不知道奔驰了多久,不知道翻过了几座小山,不知道楚淡墨出声呵斥了几次。也许是终于累了,梁玉熙勒住缰绳,停下来。
“你疯了!”马一停下,楚淡墨就忍不住回头呵斥。可是娇小的肩膀一重,梁玉熙没有反驳,而是疲惫的粗喘着气,努力的呼吸着新鲜的空气,洋溢着一抹无比满足的笑容看着楚淡墨,楚淡墨见此心头一惊,立刻反手执起梁玉熙的手,扣上他的脉门,确定他只是因为过于疲惫而心脉紊乱后,才松了一口气。
“墨儿,我们在这儿休息一日可好?”不等楚淡墨再开口责备,终于顺过气的梁玉熙先一步开口。

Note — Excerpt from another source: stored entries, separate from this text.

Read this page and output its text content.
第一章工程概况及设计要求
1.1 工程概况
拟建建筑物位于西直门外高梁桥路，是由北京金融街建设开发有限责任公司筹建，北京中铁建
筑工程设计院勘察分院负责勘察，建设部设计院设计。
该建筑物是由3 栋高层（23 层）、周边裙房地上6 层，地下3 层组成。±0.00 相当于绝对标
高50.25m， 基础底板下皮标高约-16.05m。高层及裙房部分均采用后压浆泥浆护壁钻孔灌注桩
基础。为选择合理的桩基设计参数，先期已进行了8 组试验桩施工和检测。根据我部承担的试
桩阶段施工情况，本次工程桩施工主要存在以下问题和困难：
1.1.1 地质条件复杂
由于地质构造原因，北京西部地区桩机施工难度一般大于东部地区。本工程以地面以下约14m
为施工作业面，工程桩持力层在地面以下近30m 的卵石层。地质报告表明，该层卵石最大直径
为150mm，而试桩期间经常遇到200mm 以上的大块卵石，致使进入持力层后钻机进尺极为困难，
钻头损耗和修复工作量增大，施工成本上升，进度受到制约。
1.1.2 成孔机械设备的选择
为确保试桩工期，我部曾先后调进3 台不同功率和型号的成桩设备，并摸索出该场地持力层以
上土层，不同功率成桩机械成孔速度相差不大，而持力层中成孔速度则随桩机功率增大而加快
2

楚淡墨看着额间已经渗出密密细汗的梁玉熙,看到他握着缰绳的手微微的颤抖,脸色浮现一股不正常的潮红,知道若再不避寒,他必然要染上风寒。回头看着他们正好停在一户农户屋前,楚淡墨也就没有在数落他,于是翻身下马,伸手给他。
梁玉熙搭着楚淡墨的手有些吃力的下马,刚一下马,腿一软,若不是楚淡墨搀扶着,几乎踉跄摔倒,故而他低头看着自己有些虚弱无力的双腿,苦涩的摇头道:“果然是常年没有用过,如今已经不听使唤了。”
“我们进去吧。”楚淡墨尽量将身子贴近梁玉熙,让他把自己身上的重力全部放在她的身上。
“还是我来吧。”清润的声音冲破风霜,在楚淡墨的耳边响起,随后身上一轻,梁玉熙已经不再依靠着她。
楚淡墨惊愕的抬起头,迎着细碎的雪花,看到那一张倾世绝雅的容颜,看着他与梁玉熙眼神的交汇,心中疑云重重。
“你们是否早就约好了?”楚淡墨还是忍不住问一个明明已经知道答案的问题。若不是约好,眼前这个男人怎么会突然出现在这儿?
凤清澜扶着梁玉熙,两人齐齐回头,对她轻浅一笑,都没有回答她的问题,而是先她一步,朝着小木屋而去。
楚淡墨也只好跟着走进去,在凤清澜将梁玉熙扶着半躺上热炕后,为梁玉熙针灸了一次,直到梁玉熙在她加了催眠的药物下沉睡后才离开。
一出内屋,将看到坐在堂内的凤清澜。凤清澜好似知道楚淡墨出来了,端起一杯热气腾腾的茶推到桌边;“喝杯热茶暖身。”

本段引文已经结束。